Reviews Roundup: The Comeuppance

The Almeida

Tamara Lawrance and Anthony Welsh in The Comeuppance. Photo: Marc Brenner

Most critics agreed that Branden Jacobs-Jenkins’ new play The Comeuppance didn’t reach the heights of An Octoroon. Nevertheless they greeted the story of a group of American millennials now in middle age who look back and face mortality (literally since Death appears) with 4 and 3 star enthusiasm.

[Links to full reviews are included but a number are behind paywalls and therefore may not be accessible]
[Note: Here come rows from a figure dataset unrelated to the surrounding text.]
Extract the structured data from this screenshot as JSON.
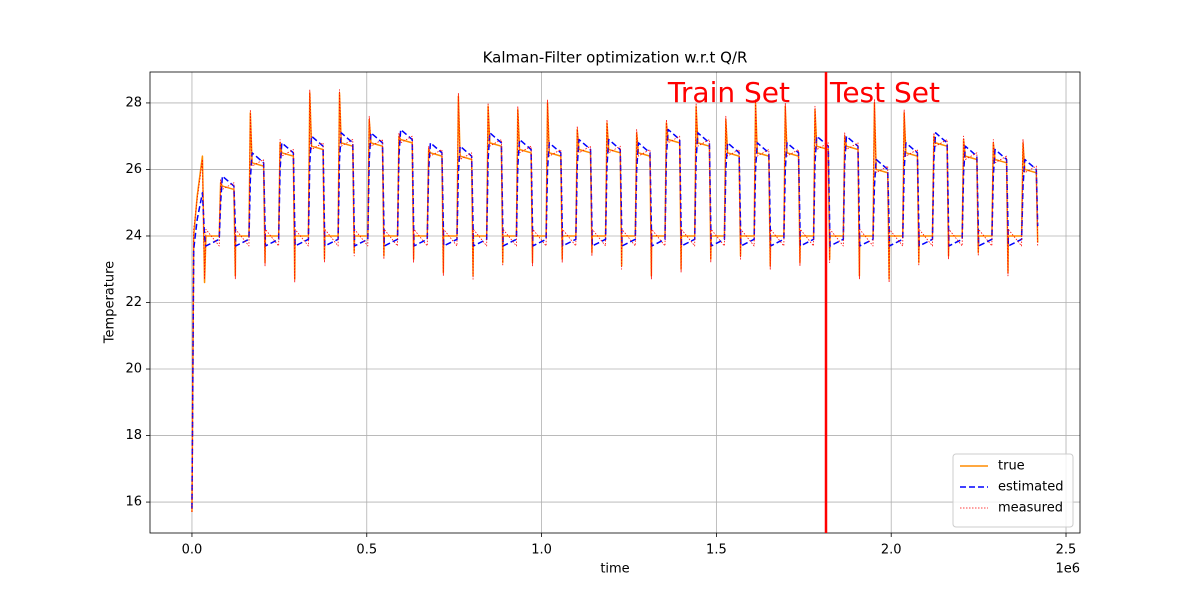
{
  "chart_data": {
    "type": "line",
    "title": "Kalman-Filter optimization w.r.t Q/R",
    "x_label": "time",
    "y_label": "Temperature",
    "x_offset_label": "1e6",
    "xlim": [
      -120000,
      2540000
    ],
    "ylim": [
      15.07,
      28.93
    ],
    "xticks": [
      {
        "value": 0,
        "label": "0.0"
      },
      {
        "value": 500000,
        "label": "0.5"
      },
      {
        "value": 1000000,
        "label": "1.0"
      },
      {
        "value": 1500000,
        "label": "1.5"
      },
      {
        "value": 2000000,
        "label": "2.0"
      },
      {
        "value": 2500000,
        "label": "2.5"
      }
    ],
    "yticks": [
      16,
      18,
      20,
      22,
      24,
      26,
      28
    ],
    "grid": true,
    "legend_position": "lower right",
    "split_x": 1813500,
    "split_color": "#ff0000",
    "annotations": [
      "Train Set",
      "Test Set"
    ],
    "x": [
      0,
      5000,
      15000,
      30000,
      36000,
      40000,
      78000,
      82000,
      87000,
      120000,
      124000,
      125000,
      163000,
      167000,
      172000,
      205000,
      209000,
      210000,
      248000,
      252000,
      257000,
      290000,
      294000,
      295000,
      333000,
      337000,
      342000,
      375000,
      379000,
      380000,
      418000,
      422000,
      427000,
      460000,
      464000,
      465000,
      503000,
      507000,
      512000,
      545000,
      549000,
      550000,
      588000,
      592000,
      597000,
      630000,
      634000,
      635000,
      673000,
      677000,
      682000,
      715000,
      719000,
      720000,
      758000,
      762000,
      767000,
      800000,
      804000,
      805000,
      843000,
      847000,
      852000,
      885000,
      889000,
      890000,
      928000,
      932000,
      937000,
      970000,
      974000,
      975000,
      1013000,
      1017000,
      1022000,
      1055000,
      1059000,
      1060000,
      1098000,
      1102000,
      1107000,
      1140000,
      1144000,
      1145000,
      1183000,
      1187000,
      1192000,
      1225000,
      1229000,
      1230000,
      1268000,
      1272000,
      1277000,
      1310000,
      1314000,
      1315000,
      1353000,
      1357000,
      1362000,
      1395000,
      1399000,
      1400000,
      1438000,
      1442000,
      1447000,
      1480000,
      1484000,
      1485000,
      1523000,
      1527000,
      1532000,
      1565000,
      1569000,
      1570000,
      1608000,
      1612000,
      1617000,
      1650000,
      1654000,
      1655000,
      1693000,
      1697000,
      1702000,
      1735000,
      1739000,
      1740000,
      1778000,
      1782000,
      1787000,
      1820000,
      1824000,
      1825000,
      1863000,
      1867000,
      1872000,
      1905000,
      1909000,
      1910000,
      1948000,
      1952000,
      1957000,
      1990000,
      1994000,
      1995000,
      2033000,
      2037000,
      2042000,
      2075000,
      2079000,
      2080000,
      2118000,
      2122000,
      2127000,
      2160000,
      2164000,
      2165000,
      2203000,
      2207000,
      2212000,
      2245000,
      2249000,
      2250000,
      2288000,
      2292000,
      2297000,
      2330000,
      2334000,
      2335000,
      2373000,
      2377000,
      2382000,
      2415000,
      2419000
    ],
    "series": [
      {
        "name": "true",
        "color": "#ff8c00",
        "linestyle": "solid",
        "values": [
          15.7,
          24.0,
          25.2,
          26.4,
          22.6,
          24.0,
          24.0,
          25.6,
          25.5,
          25.4,
          22.8,
          24.0,
          24.0,
          27.7,
          26.2,
          26.1,
          23.2,
          24.0,
          24.0,
          26.8,
          26.5,
          26.4,
          22.7,
          24.0,
          24.0,
          28.3,
          26.7,
          26.6,
          23.3,
          24.0,
          24.0,
          28.3,
          26.8,
          26.7,
          23.5,
          24.0,
          24.0,
          27.5,
          26.8,
          26.7,
          23.4,
          24.0,
          24.0,
          27.0,
          26.9,
          26.8,
          23.3,
          24.0,
          24.0,
          26.6,
          26.5,
          26.4,
          22.9,
          24.0,
          24.0,
          28.2,
          26.4,
          26.3,
          22.8,
          24.0,
          24.0,
          27.9,
          26.8,
          26.7,
          23.2,
          24.0,
          24.0,
          27.8,
          26.6,
          26.5,
          23.2,
          24.0,
          24.0,
          28.0,
          26.5,
          26.4,
          23.3,
          24.0,
          24.0,
          27.2,
          26.6,
          26.5,
          23.5,
          24.0,
          24.0,
          27.4,
          26.6,
          26.5,
          23.1,
          24.0,
          24.0,
          27.1,
          26.5,
          26.4,
          22.8,
          24.0,
          24.0,
          27.4,
          26.9,
          26.8,
          23.0,
          24.0,
          24.0,
          27.9,
          26.8,
          26.7,
          23.3,
          24.0,
          24.0,
          27.5,
          26.5,
          26.4,
          23.4,
          24.0,
          24.0,
          28.0,
          26.5,
          26.4,
          23.1,
          24.0,
          24.0,
          27.9,
          26.5,
          26.4,
          23.2,
          24.0,
          24.0,
          27.8,
          26.7,
          26.6,
          23.3,
          24.0,
          24.0,
          27.0,
          26.7,
          26.6,
          22.8,
          24.0,
          24.0,
          28.0,
          26.0,
          25.9,
          22.7,
          24.0,
          24.0,
          27.7,
          26.5,
          26.4,
          23.2,
          24.0,
          24.0,
          27.0,
          26.8,
          26.7,
          23.4,
          24.0,
          24.0,
          26.9,
          26.4,
          26.3,
          23.5,
          24.0,
          24.0,
          26.8,
          26.3,
          26.2,
          22.9,
          24.0,
          24.0,
          26.8,
          26.0,
          25.9,
          23.8
        ]
      },
      {
        "name": "estimated",
        "color": "#0000ff",
        "linestyle": "dashed",
        "values": [
          15.8,
          23.6,
          24.5,
          25.3,
          24.0,
          23.7,
          23.9,
          25.0,
          25.8,
          25.5,
          24.3,
          23.7,
          23.9,
          25.7,
          26.5,
          26.2,
          24.3,
          23.7,
          23.9,
          26.0,
          26.8,
          26.5,
          24.3,
          23.7,
          23.9,
          26.2,
          27.0,
          26.7,
          24.3,
          23.7,
          23.9,
          26.3,
          27.1,
          26.8,
          24.3,
          23.7,
          23.9,
          26.3,
          27.1,
          26.8,
          24.3,
          23.7,
          23.9,
          26.4,
          27.2,
          26.9,
          24.3,
          23.7,
          23.9,
          26.0,
          26.8,
          26.5,
          24.3,
          23.7,
          23.9,
          25.9,
          26.7,
          26.4,
          24.3,
          23.7,
          23.9,
          26.3,
          27.1,
          26.8,
          24.3,
          23.7,
          23.9,
          26.1,
          26.9,
          26.6,
          24.3,
          23.7,
          23.9,
          26.0,
          26.8,
          26.5,
          24.3,
          23.7,
          23.9,
          26.1,
          26.9,
          26.6,
          24.3,
          23.7,
          23.9,
          26.1,
          26.9,
          26.6,
          24.3,
          23.7,
          23.9,
          26.0,
          26.8,
          26.5,
          24.3,
          23.7,
          23.9,
          26.4,
          27.2,
          26.9,
          24.3,
          23.7,
          23.9,
          26.3,
          27.1,
          26.8,
          24.3,
          23.7,
          23.9,
          26.0,
          26.8,
          26.5,
          24.3,
          23.7,
          23.9,
          26.0,
          26.8,
          26.5,
          24.3,
          23.7,
          23.9,
          26.0,
          26.8,
          26.5,
          24.3,
          23.7,
          23.9,
          26.2,
          27.0,
          26.7,
          24.3,
          23.7,
          23.9,
          26.2,
          27.0,
          26.7,
          24.3,
          23.7,
          23.9,
          25.5,
          26.3,
          26.0,
          24.3,
          23.7,
          23.9,
          26.0,
          26.8,
          26.5,
          24.3,
          23.7,
          23.9,
          26.3,
          27.1,
          26.8,
          24.3,
          23.7,
          23.9,
          25.9,
          26.7,
          26.4,
          24.3,
          23.7,
          23.9,
          25.8,
          26.6,
          26.3,
          24.3,
          23.7,
          23.9,
          25.5,
          26.3,
          26.0,
          24.3
        ]
      },
      {
        "name": "measured",
        "color": "#ff0000",
        "linestyle": "dotted",
        "values": [
          15.7,
          24.2,
          25.1,
          26.3,
          22.7,
          24.2,
          23.7,
          25.7,
          25.4,
          25.6,
          22.7,
          24.2,
          23.7,
          27.8,
          26.1,
          26.3,
          23.1,
          24.2,
          23.7,
          26.9,
          26.4,
          26.6,
          22.6,
          24.2,
          23.7,
          28.4,
          26.6,
          26.8,
          23.2,
          24.2,
          23.7,
          28.4,
          26.7,
          26.9,
          23.4,
          24.2,
          23.7,
          27.6,
          26.7,
          26.9,
          23.3,
          24.2,
          23.7,
          27.1,
          26.8,
          27.0,
          23.2,
          24.2,
          23.7,
          26.7,
          26.4,
          26.6,
          22.8,
          24.2,
          23.7,
          28.3,
          26.3,
          26.5,
          22.7,
          24.2,
          23.7,
          28.0,
          26.7,
          26.9,
          23.1,
          24.2,
          23.7,
          27.9,
          26.5,
          26.7,
          23.1,
          24.2,
          23.7,
          28.1,
          26.4,
          26.6,
          23.2,
          24.2,
          23.7,
          27.3,
          26.5,
          26.7,
          23.4,
          24.2,
          23.7,
          27.5,
          26.5,
          26.7,
          23.0,
          24.2,
          23.7,
          27.2,
          26.4,
          26.6,
          22.7,
          24.2,
          23.7,
          27.5,
          26.8,
          27.0,
          22.9,
          24.2,
          23.7,
          28.0,
          26.7,
          26.9,
          23.2,
          24.2,
          23.7,
          27.6,
          26.4,
          26.6,
          23.3,
          24.2,
          23.7,
          28.1,
          26.4,
          26.6,
          23.0,
          24.2,
          23.7,
          28.0,
          26.4,
          26.6,
          23.1,
          24.2,
          23.7,
          27.9,
          26.6,
          26.8,
          23.2,
          24.2,
          23.7,
          27.1,
          26.6,
          26.8,
          22.7,
          24.2,
          23.7,
          28.1,
          25.9,
          26.1,
          22.6,
          24.2,
          23.7,
          27.8,
          26.4,
          26.6,
          23.1,
          24.2,
          23.7,
          27.1,
          26.7,
          26.9,
          23.3,
          24.2,
          23.7,
          27.0,
          26.3,
          26.5,
          23.4,
          24.2,
          23.7,
          26.9,
          26.2,
          26.4,
          22.8,
          24.2,
          23.7,
          26.9,
          25.9,
          26.1,
          23.7
        ]
      }
    ]
  }
}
Let’s start with the high markers. Sarah Crompton at Whats On Stage (4★) was beguiled. She said it was ‘a play about death which is both high comedy and a melancholic exploration of the vagaries of memory and the weight of nostalgia on 30-somethings surviving in a post-Covid landscape’ and described it as ‘a magnificent drama, truthful and haunting.’

‘it’s Bruce Springsteen meets Chekhov, delivered with waspish humour and the modern irritations of missed texts and faulty GPS,’ said Sarah Hemming in the Financial Times (4★), calling it ‘clever, funny and compelling: part social comedy, part danse macabre.’ She added: ‘there’s something poignant about this wry, sad encounter with the inevitability of mortality.’

Debbie Gilpin for Broadway World (4★) was impressed by the way ‘it broaches the trauma of the COVID pandemic in an original and thought-provoking way.’ She also liked the way ‘the blend of humour and drama allows the play to remain engaging.’ ‘Every member of the company has excellent comic timing, as well as great dramatic chops,’ she said, adding’Tamara Lawrance and Anthony Welsh stand out’.

The rest of the pack were more reserved. Fiona Mountford at the I (3★) praised ‘the all-round excellence of the five-person cast’ but said ‘we spend too much of the two-hour running time waiting for Eric Ting’s production to shake itself out of a state of suspended animation and hit full flow.’ Arifa Akbar The Guardian (3★) commented: ‘the production never becomes quite savage enough; the unleashing of rage seems a little polite.’ However, she concluded: ‘Even with its off notes, The Comeuppance is good theatre with eloquent outbursts and awkward wit.’

Andrzej Lukowski at Time Out (3★) had this to say: ‘Finely acted, ‘The Comeuppance’ is a dark, droll, somewhat contemplative comedy about how a generation gets old (or at least, middle-aged).’ Tim Bano in The Independent (3 ★) was even more succinct , calling it ‘two hours of listening to middle-aged millennials feeling sorry for themselves.’

David Benedict in The Standard (3★) praised the ‘warm, carefully paced production’ but found ‘In place of engaging subtext, there’s merely withheld information dragged into the open at convenient moments like in an awkward thriller.’ The result? ‘the play lacks focus and tension evaporates’.

Dzifa Benson for the Telegraph (3★) was disappointed: ‘Jacobs-Jenkins is a fine playwright…On this occasion, however, he doesn’t land his mark.’ He observed: ‘Jacobs-Jenkins doesn’t seem to know what to make of all these calamities.’ For Aleks Sierz at the Arts Desk (3★) ‘the play remains inconclusive and, for me, unsatisfying.’

‘It’s a melancholic, meditative piece with a dash of gallows humour’ said Sam Marlowe in The Stage (3★), ‘it’s as if we’re watching them through a fine veil, groping among its allusions for more solid and penetrating meaning.’

Clive Davis in The Times (3★) was forgiving if its perceived faults: ‘If you can’t help sensing that all the characters are types rather than three-dimensional beings, Jacobs-Jenkins’s sharply sculpted dialogue teases out the tensions that exist beneath the bonhomie. Natasha Chivers’s crepuscular lighting design adds to the sense that we are caught somewhere between reality, a dream and a nightmare.’

The Comeuppance can be seen at The Almeida until 18 May 2024. Buy tickets directly from almeida.co.uk

Average Critic Rating 3.3★

Value Rating 65 (Value rating is the Average Critic Rating moderated by the typical ticket price. In theory, this means the higher the score the better value but, because of price variations, a West End show could be excellent value if it scores above 30 while an off-West End show may need to score above 60. This rating is based on opening night prices- theatres may raise or lower prices during the run.)